COLORADO SPRINGS, CO — What do an archaeologist, an environmentalist, an engineer and a curator have in common? Public art, at least when it comes to programs that take art beyond gallery walls and onto footpaths and highways. After all, it takes a village to make a 40-foot sculpture that can withstand 100 mph winds. Art Without Borders in Colorado Springs seeks to expand art audiences and art practices by appearing in unexpected spaces. With many public art projects around the country, from Park Social in San Diego to Project Row Houses in Houston, what makes is this different?
Launched in 2008, Art WithOut Limits initially featured performances and films presented in locations such as a parking garage and an office building. In 2018, the University of Colorado Colorado Springs (UCCS) built the Ent Center for the Arts, a 92,000-square-foot multi-site arts center with surrounding area; this catapulted Art Without Borders into a more ambitious phase involving a powerful temporal spin artwork on the center’s property, the adjacent Pulpit Rock Open Space property, owned by the university, and off-campus locations. Art director Daisy McGowan curates site-responsive public works by regional, national and international artists, which has resulted in a fourfold increase in audience over the past decade – a result she believes has come from focusing on half a million people in the Pikes Peak Region as well as UCCS’s 13,000 students and staff, rather than targeting neighboring cities such as Denver.
McGowan operates at the unusual intersection of community outreach and academic discourse. The UCCS Ent Center for the Arts, the Downtown Galleries of Contemporary Art (GOCA), and many of the properties that host Art WithOut Limits are owned by the university. UCCS also covers McGowan’s salary and those of faculty who lend their expertise when she needs an environmental impact analysis, archaeological cleanup, or an engineering report (and, says McGowan, she always needs an engineering report). However, the entire exhibition program is funded by grants and donations. “Moving large sculptures is not cheap,” she says. “I run the whole program on spec,” which makes her community outreach strategy imperative.

In the last five years alone, Art WithOut Limits has exhibited 20 works of art in addition to hosting performances, talks, and residence. When Cannupa Hanska Luger exhibited a title show Lazy sewing at the Ent Center in 2018, Art WithOut Limits provided him with a residency to work with students as well as build an outdoor artwork, Everything Anywhere (2018), in collaboration with UCCS external services staff. The materials for the artwork were found on site and an identification plate credited to all contributors.
Infrastructure, climate, and vandalism—factors that are often overlooked—can sometimes change the aesthetics or costs of public art. McGowan recalls a child using a kinetic sculpture as a jungle gym and compacted soil resisting Patrick Marold’s eight-foot-tall 2,000 generators titled The Windmill Project (2020 onwards). “The reality is that not everything we want to do can happen, but with enough preparation you can get close,” she says.
Temporary artwork installations encourage artists to experiment and challenge the idea that public art is about scale. Tsehai Johnson spent most of the COVID-19 pandemic walking from her home to her studio, where she works in mixed media and ceramics. On one particular trip, she noticed the unique flora and fauna underfoot. She began researching and documenting each plant, even making teas from her findings. In 2023, Art WithOut Limits will translate native plants around Johnson’s installation site Ensuring your growth in 100 metal sculptures.
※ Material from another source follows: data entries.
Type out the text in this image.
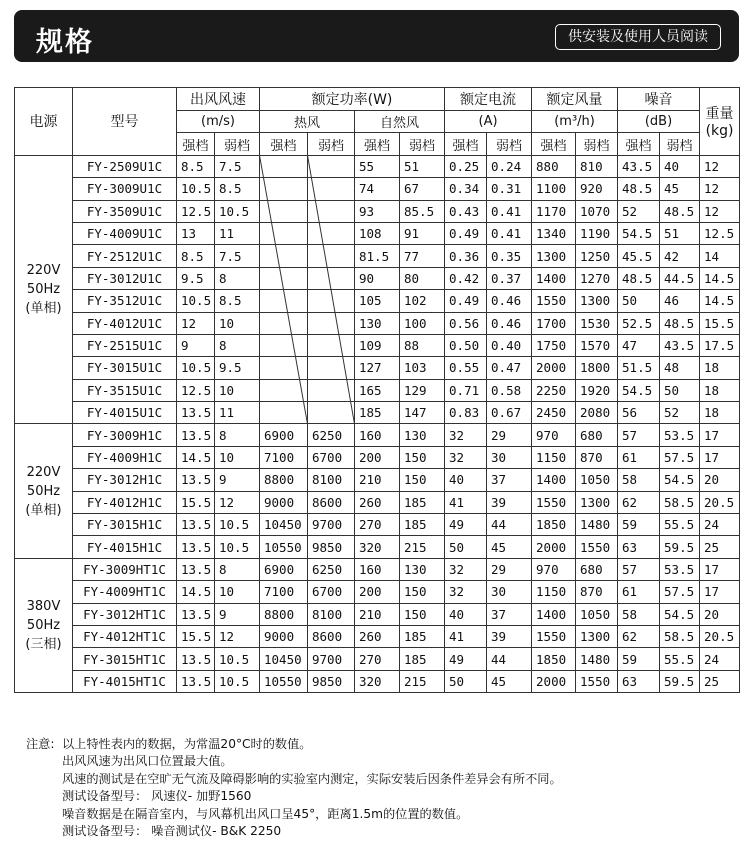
规格	供安装及使用人员阅读
电源	型号	出风风速		额定功率(W)				额定电流		额定风量		噪音		重量
(kg)

		(m/s)		热风		自然风		(A)		(m³/h)		(dB)		
		强档	弱档	强档	弱档	强档	弱档	强档	弱档	强档	弱档	强档	弱档	

220V
50Hz
(单相)	FY-2509U1C	8.5	7.5			55	51	0.25	0.24	880	810	43.5	40	12
	FY-3009U1C	10.5	8.5			74	67	0.34	0.31	1100	920	48.5	45	12
	FY-3509U1C	12.5	10.5			93	85.5	0.43	0.41	1170	1070	52	48.5	12
	FY-4009U1C	13	11			108	91	0.49	0.41	1340	1190	54.5	51	12.5
	FY-2512U1C	8.5	7.5			81.5	77	0.36	0.35	1300	1250	45.5	42	14
	FY-3012U1C	9.5	8			90	80	0.42	0.37	1400	1270	48.5	44.5	14.5
	FY-3512U1C	10.5	8.5			105	102	0.49	0.46	1550	1300	50	46	14.5
	FY-4012U1C	12	10			130	100	0.56	0.46	1700	1530	52.5	48.5	15.5
	FY-2515U1C	9	8			109	88	0.50	0.40	1750	1570	47	43.5	17.5
	FY-3015U1C	10.5	9.5			127	103	0.55	0.47	2000	1800	51.5	48	18
	FY-3515U1C	12.5	10			165	129	0.71	0.58	2250	1920	54.5	50	18
	FY-4015U1C	13.5	11			185	147	0.83	0.67	2450	2080	56	52	18

220V
50Hz
(单相)	FY-3009H1C	13.5	8	6900	6250	160	130	32	29	970	680	57	53.5	17
	FY-4009H1C	14.5	10	7100	6700	200	150	32	30	1150	870	61	57.5	17
	FY-3012H1C	13.5	9	8800	8100	210	150	40	37	1400	1050	58	54.5	20
	FY-4012H1C	15.5	12	9000	8600	260	185	41	39	1550	1300	62	58.5	20.5
	FY-3015H1C	13.5	10.5	10450	9700	270	185	49	44	1850	1480	59	55.5	24
	FY-4015H1C	13.5	10.5	10550	9850	320	215	50	45	2000	1550	63	59.5	25

380V
50Hz
(三相)	FY-3009HT1C	13.5	8	6900	6250	160	130	32	29	970	680	57	53.5	17
	FY-4009HT1C	14.5	10	7100	6700	200	150	32	30	1150	870	61	57.5	17
	FY-3012HT1C	13.5	9	8800	8100	210	150	40	37	1400	1050	58	54.5	20
	FY-4012HT1C	15.5	12	9000	8600	260	185	41	39	1550	1300	62	58.5	20.5
	FY-3015HT1C	13.5	10.5	10450	9700	270	185	49	44	1850	1480	59	55.5	24
	FY-4015HT1C	13.5	10.5	10550	9850	320	215	50	45	2000	1550	63	59.5	25
注意: 以上特性表内的数据，为常温20°C时的数值。
出风风速为出风口位置最大值。
风速的测试是在空旷无气流及障碍影响的实验室内测定，实际安装后因条件差异会有所不同。
测试设备型号： 风速仪- 加野1560
噪音数据是在隔音室内，与风幕机出风口呈45°，距离1.5m的位置的数值。
测试设备型号： 噪音测试仪- B&K 2250
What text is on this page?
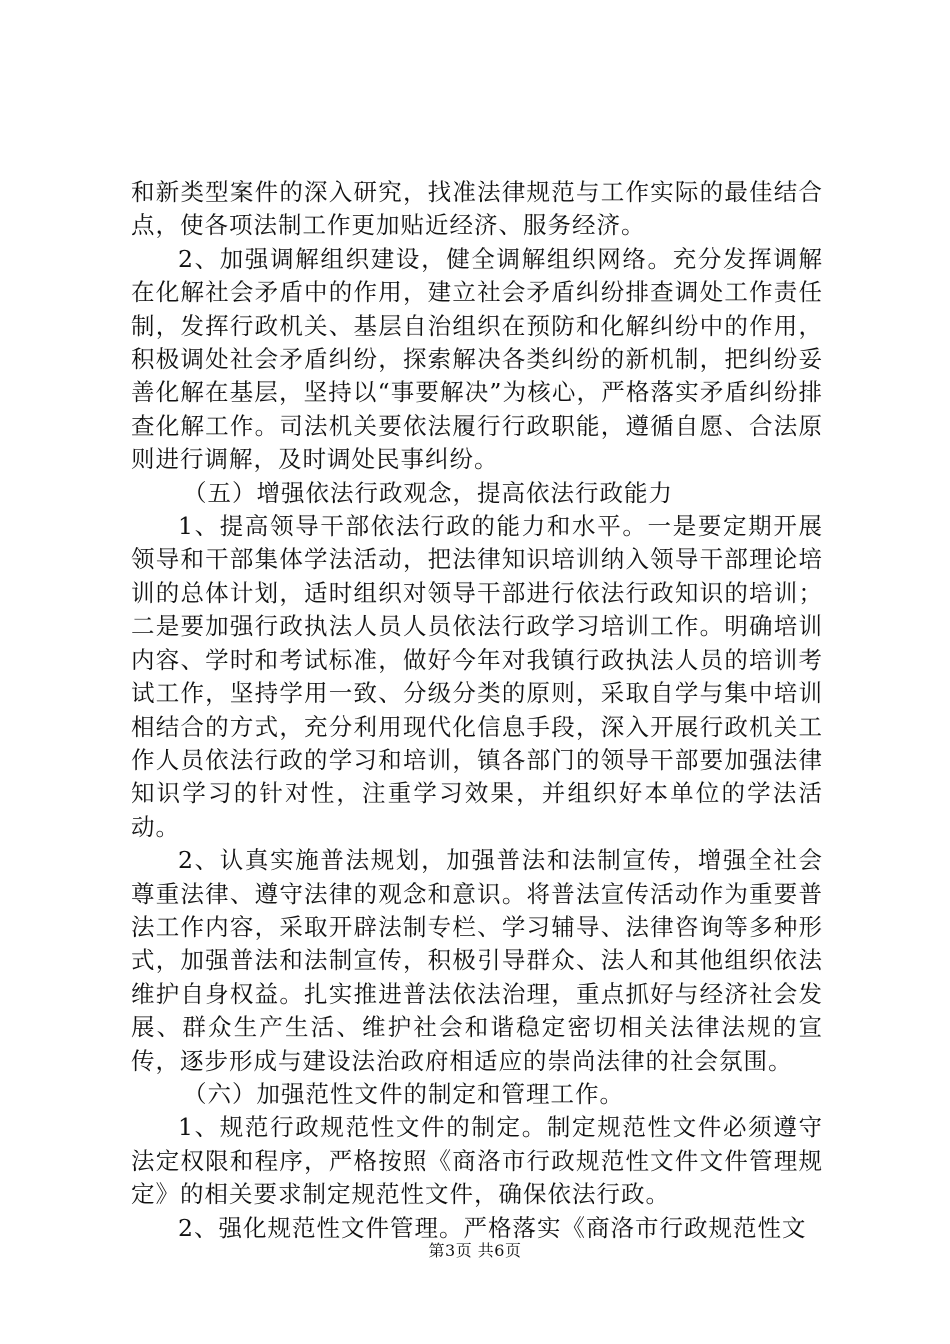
和新类型案件的深入研究，找准法律规范与工作实际的最佳结合点，使各项法制工作更加贴近经济、服务经济。

2、加强调解组织建设，健全调解组织网络。充分发挥调解在化解社会矛盾中的作用，建立社会矛盾纠纷排查调处工作责任制，发挥行政机关、基层自治组织在预防和化解纠纷中的作用，积极调处社会矛盾纠纷，探索解决各类纠纷的新机制，把纠纷妥善化解在基层，坚持以“事要解决”为核心，严格落实矛盾纠纷排查化解工作。司法机关要依法履行行政职能，遵循自愿、合法原则进行调解，及时调处民事纠纷。

（五）增强依法行政观念，提高依法行政能力

1、提高领导干部依法行政的能力和水平。一是要定期开展领导和干部集体学法活动，把法律知识培训纳入领导干部理论培训的总体计划，适时组织对领导干部进行依法行政知识的培训；二是要加强行政执法人员人员依法行政学习培训工作。明确培训内容、学时和考试标准，做好今年对我镇行政执法人员的培训考试工作，坚持学用一致、分级分类的原则，采取自学与集中培训相结合的方式，充分利用现代化信息手段，深入开展行政机关工作人员依法行政的学习和培训，镇各部门的领导干部要加强法律知识学习的针对性，注重学习效果，并组织好本单位的学法活动。

2、认真实施普法规划，加强普法和法制宣传，增强全社会尊重法律、遵守法律的观念和意识。将普法宣传活动作为重要普法工作内容，采取开辟法制专栏、学习辅导、法律咨询等多种形式，加强普法和法制宣传，积极引导群众、法人和其他组织依法维护自身权益。扎实推进普法依法治理，重点抓好与经济社会发展、群众生产生活、维护社会和谐稳定密切相关法律法规的宣传，逐步形成与建设法治政府相适应的崇尚法律的社会氛围。

（六）加强范性文件的制定和管理工作。

1、规范行政规范性文件的制定。制定规范性文件必须遵守法定权限和程序，严格按照《商洛市行政规范性文件文件管理规定》的相关要求制定规范性文件，确保依法行政。

2、强化规范性文件管理。严格落实《商洛市行政规范性文

第3页 共6页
Artist Ian Fisher had to reconsider the response and scope of his art when his painting “Linda” (2019) became a billboard of glowing clouds for Space(s) between, a collaborative exhibition with the University of Denver’s Vicki Myhren Gallery and GOCA at UCCS in 2021. “The panel ended up feeling much closer to earth art,” Fisher told Hyperallergic, in terms of the journey the viewer must take. “Not just a car, but the commitment to walk in a facility. It is far from a painting. The piece exists and changes because of its surroundings, every day with its light and condition.”
COVID-19 The pandemic highlighted how much public art anchors reunions and reignites conversations by providing safe spaces in nature. McGowan measures her influence by many metrics, from press to visitor numbers to money raised, but she admits it’s hard to measure the value of those gatherings. Working in a city that isn’t considered an art center also presents exciting opportunities, McGowan says, “I don’t underestimate [Colorado Springs] audience.”